Any font will look great on the web, right? WRONG! Not every font you use in print translates well onto the web. Typography on the web can be unpredictable and tricky. It’s sometimes considered more difficult to work with fonts for websites because the rendering cannot be tweaked exactly to perfection 100% of the time (which can be a big annoyance to my fellow perfectionists who like things to be just so.)
Web typography takes a little more effort and time to get things exactly as we imagine they should be, and even then our desired outcome is not always guaranteed. There are many factors and variables that go into web typography that make it differ from print typography. Things such as stroke thickness, line length, and even what browser the reader is using have to be taken into account for typography on the web. When all of these variables are realized and mastered, then a great website can be made!
The first thing to realize when working on the web is that browsers, monitors, and computer operating systems can render fonts differently, even when the coding is all the same. You can see in this example below how the same text can change slightly depending on what browser the viewer is using.
This is what is so unpredictable about web typography, but it is something we just have to accept and live with. Because of this, it’s best to test your websites on as many different browsers and monitors as possible to make sure that nothing weird is happening anywhere with your typography.

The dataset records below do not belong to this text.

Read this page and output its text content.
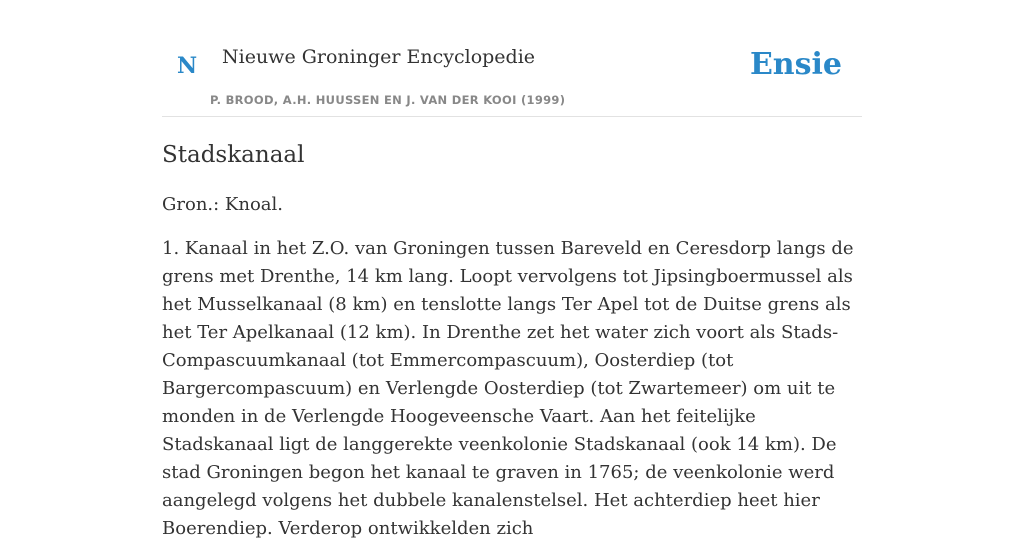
N Nieuwe Groninger Encyclopedie
P. BROOD, A.H. HUUSSEN EN J. VAN DER KOOI (1999)
Ensie
Stadskanaal

Gron.: Knoal.

1. Kanaal in het Z.O. van Groningen tussen Bareveld en Ceresdorp langs de grens met Drenthe, 14 km lang. Loopt vervolgens tot Jipsingboermussel als het Musselkanaal (8 km) en tenslotte langs Ter Apel tot de Duitse grens als het Ter Apelkanaal (12 km). In Drenthe zet het water zich voort als Stads-Compascuumkanaal (tot Emmercompascuum), Oosterdiep (tot Bargercompascuum) en Verlengde Oosterdiep (tot Zwartemeer) om uit te monden in de Verlengde Hoogeveensche Vaart. Aan het feitelijke Stadskanaal ligt de langgerekte veenkolonie Stadskanaal (ook 14 km). De stad Groningen begon het kanaal te graven in 1765; de veenkolonie werd aangelegd volgens het dubbele kanalenstelsel. Het achterdiep heet hier Boerendiep. Verderop ontwikkelden zich
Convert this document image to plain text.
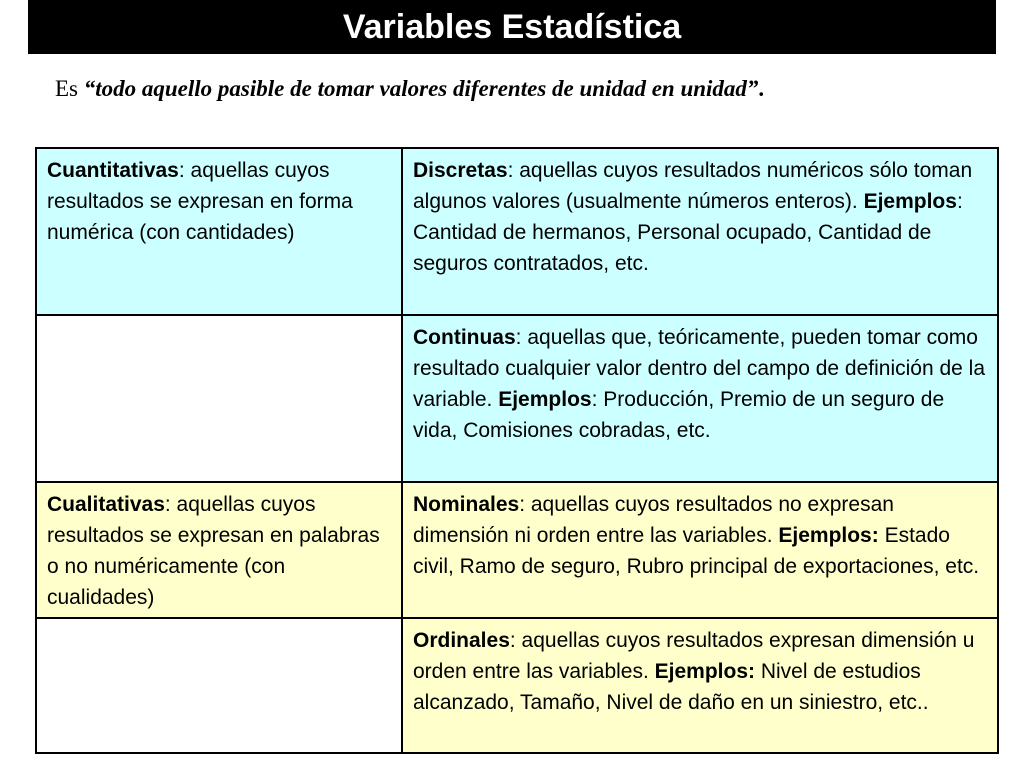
Variables Estadística
Es “todo aquello pasible de tomar valores diferentes de unidad en unidad”.
Cuantitativas: aquellas cuyos resultados se expresan en forma numérica (con cantidades)	Discretas: aquellas cuyos resultados numéricos sólo toman algunos valores (usualmente números enteros). Ejemplos: Cantidad de hermanos, Personal ocupado, Cantidad de seguros contratados, etc.
	Continuas: aquellas que, teóricamente, pueden tomar como resultado cualquier valor dentro del campo de definición de la variable. Ejemplos: Producción, Premio de un seguro de vida, Comisiones cobradas, etc.
Cualitativas: aquellas cuyos resultados se expresan en palabras o no numéricamente (con cualidades)	Nominales: aquellas cuyos resultados no expresan dimensión ni orden entre las variables. Ejemplos: Estado civil, Ramo de seguro, Rubro principal de exportaciones, etc.
	Ordinales: aquellas cuyos resultados expresan dimensión u orden entre las variables. Ejemplos: Nivel de estudios alcanzado, Tamaño, Nivel de daño en un siniestro, etc..
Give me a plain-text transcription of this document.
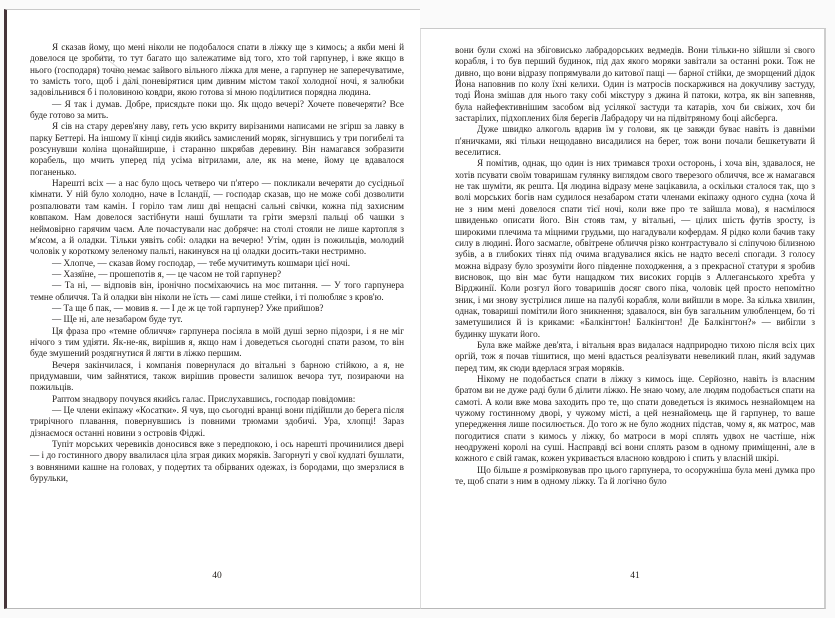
Я сказав йому, що мені ніколи не подобалося спати в ліжку ще з кимось; а якби мені й довелося це зробити, то тут багато що залежатиме від того, хто той гарпунер, і вже якщо в нього (господаря) точно немає зайвого вільного ліжка для мене, а гарпунер не заперечуватиме, то замість того, щоб і далі поневірятися цим дивним містом такої холодної ночі, я залюбки задовільнився б і половиною ковдри, якою готова зі мною поділитися порядна людина.

— Я так і думав. Добре, присядьте поки що. Як щодо вечері? Хочете повечеряти? Все буде готово за мить.

Я сів на стару дерев'яну лаву, геть усю вкриту вирізаними написами не згірш за лавку в парку Беттері. На іншому її кінці сидів якийсь замислений моряк, зігнувшись у три погибелі та розсунувши коліна щонайширше, і старанно шкрябав деревину. Він намагався зобразити корабель, що мчить уперед під усіма вітрилами, але, як на мене, йому це вдавалося поганенько.

Нарешті всіх — а нас було щось четверо чи п'ятеро — покликали вечеряти до сусідньої кімнати. У ній було холодно, наче в Ісландії, — господар сказав, що не може собі дозволити розпалювати там камін. І горіло там лиш дві нещасні сальні свічки, кожна під захисним ковпаком. Нам довелося застібнути наші бушлати та гріти змерзлі пальці об чашки з неймовірно гарячим чаєм. Але почастували нас добряче: на столі стояли не лише картопля з м'ясом, а й оладки. Тільки уявіть собі: оладки на вечерю! Утім, один із пожильців, молодий чоловік у короткому зеленому пальті, накинувся на ці оладки досить-таки нестримно.

— Хлопче, — сказав йому господар, — тебе мучитимуть кошмари цієї ночі.

— Хазяїне, — прошепотів я, — це часом не той гарпунер?

— Та ні, — відповів він, іронічно посміхаючись на моє питання. — У того гарпунера темне обличчя. Та й оладки він ніколи не їсть — самі лише стейки, і ті полюбляє з кров'ю.

— Та ще б пак, — мовив я. — І де ж це той гарпунер? Уже прийшов?

— Ще ні, але незабаром буде тут.

Ця фраза про «темне обличчя» гарпунера посіяла в моїй душі зерно підозри, і я не міг нічого з тим удіяти. Як-не-як, вирішив я, якщо нам і доведеться сьогодні спати разом, то він буде змушений роздягнутися й лягти в ліжко першим.

Вечеря закінчилася, і компанія повернулася до вітальні з барною стійкою, а я, не придумавши, чим зайнятися, також вирішив провести залишок вечора тут, позираючи на пожильців.

Раптом знадвору почувся якийсь галас. Прислухавшись, господар повідомив:

— Це члени екіпажу «Косатки». Я чув, що сьогодні вранці вони підійшли до берега після трирічного плавання, повернувшись із повними трюмами здобичі. Ура, хлопці! Зараз дізнаємося останні новини з островів Фіджі.

Тупіт морських черевиків доносився вже з передпокою, і ось нарешті прочинилися двері — і до гостинного двору ввалилася ціла зграя диких моряків. Загорнуті у свої кудлаті бушлати, з вовняними кашне на головах, у подертих та обірваних одежах, із бородами, що змерзлися в бурульки,

40

вони були схожі на збіговисько лабрадорських ведмедів. Вони тільки-но зійшли зі свого корабля, і то був перший будинок, під дах якого моряки завітали за останні роки. Тож не дивно, що вони відразу попрямували до китової пащі — барної стійки, де зморщений дідок Йона наповнив по колу їхні келихи. Один із матросів поскаржився на докучливу застуду, тоді Йона змішав для нього таку собі мікстуру з джина й патоки, котра, як він запевняв, була найефективнішим засобом від усілякої застуди та катарів, хоч би свіжих, хоч би застарілих, підхоплених біля берегів Лабрадору чи на підвітряному боці айсберга.

Дуже швидко алкоголь вдарив їм у голови, як це завжди буває навіть із давніми п'яничками, які тільки нещодавно висадилися на берег, тож вони почали бешкетувати й веселитися.

Я помітив, однак, що один із них тримався трохи осторонь, і хоча він, здавалося, не хотів псувати своїм товаришам гулянку виглядом свого тверезого обличчя, все ж намагався не так шуміти, як решта. Ця людина відразу мене зацікавила, а оскільки сталося так, що з волі морських богів нам судилося незабаром стати членами екіпажу одного судна (хоча й не з ним мені довелося спати тієї ночі, коли вже про те зайшла мова), я насмілюся швиденько описати його. Він стояв там, у вітальні, — цілих шість футів зросту, із широкими плечима та міцними грудьми, що нагадували кофердам. Я рідко коли бачив таку силу в людині. Його засмагле, обвітрене обличчя різко контрастувало зі сліпучою білизною зубів, а в глибоких тінях під очима вгадувалися якісь не надто веселі спогади. З голосу можна відразу було зрозуміти його південне походження, а з прекрасної статури я зробив висновок, що він має бути нащадком тих високих горців з Аллеганського хребта у Вірджинії. Коли розгул його товаришів досяг свого піка, чоловік цей просто непомітно зник, і ми знову зустрілися лише на палубі корабля, коли вийшли в море. За кілька хвилин, однак, товариші помітили його зникнення; здавалося, він був загальним улюбленцем, бо ті заметушилися й із криками: «Балкінгтон! Балкінгтон! Де Балкінгтон?» — вибігли з будинку шукати його.

Була вже майже дев'ята, і вітальня враз видалася надприродно тихою після всіх цих оргій, тож я почав тішитися, що мені вдасться реалізувати невеликий план, який задумав перед тим, як сюди вдерлася зграя моряків.

Нікому не подобається спати в ліжку з кимось іще. Серйозно, навіть із власним братом ви не дуже раді були б ділити ліжко. Не знаю чому, але людям подобається спати на самоті. А коли вже мова заходить про те, що спати доведеться із якимось незнайомцем на чужому гостинному дворі, у чужому місті, а цей незнайомець ще й гарпунер, то ваше упередження лише посилюється. До того ж не було жодних підстав, чому я, як матрос, мав погодитися спати з кимось у ліжку, бо матроси в морі сплять удвох не частіше, ніж неодружені королі на суші. Насправді всі вони сплять разом в одному приміщенні, але в кожного є свій гамак, кожен укривається власною ковдрою і спить у власній шкірі.

Що більше я розмірковував про цього гарпунера, то осоружніша була мені думка про те, щоб спати з ним в одному ліжку. Та й логічно було

41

Web safe fonts are structured differently than fonts to be used in print. To avoid eye strain, it is important for web fonts to have thicker strokes, large x-height, and bigger bowls and counters. The letter shapes should be distinct, making the difference between characters obvious and easy to read. The line length should be limited and text should typically be flushed left to keep things readable and to avoid the unthinkables, like rivers. You can learn more about the structure of web fonts and how they differ from other type in this article. Basically, everything that goes into making web fonts distinct and different from fonts used for print focus on readability and ease of use for the viewer.
So now you’ve learned a little bit about web typography and what makes it different than print. The goal of web typography is functionality and legibility to make it easy for the user. Luckily, there are certain typefaces that were created specifically for us to use on the web and are considered “web safe fonts.” They are structured especially for the web for ease of use and high readability.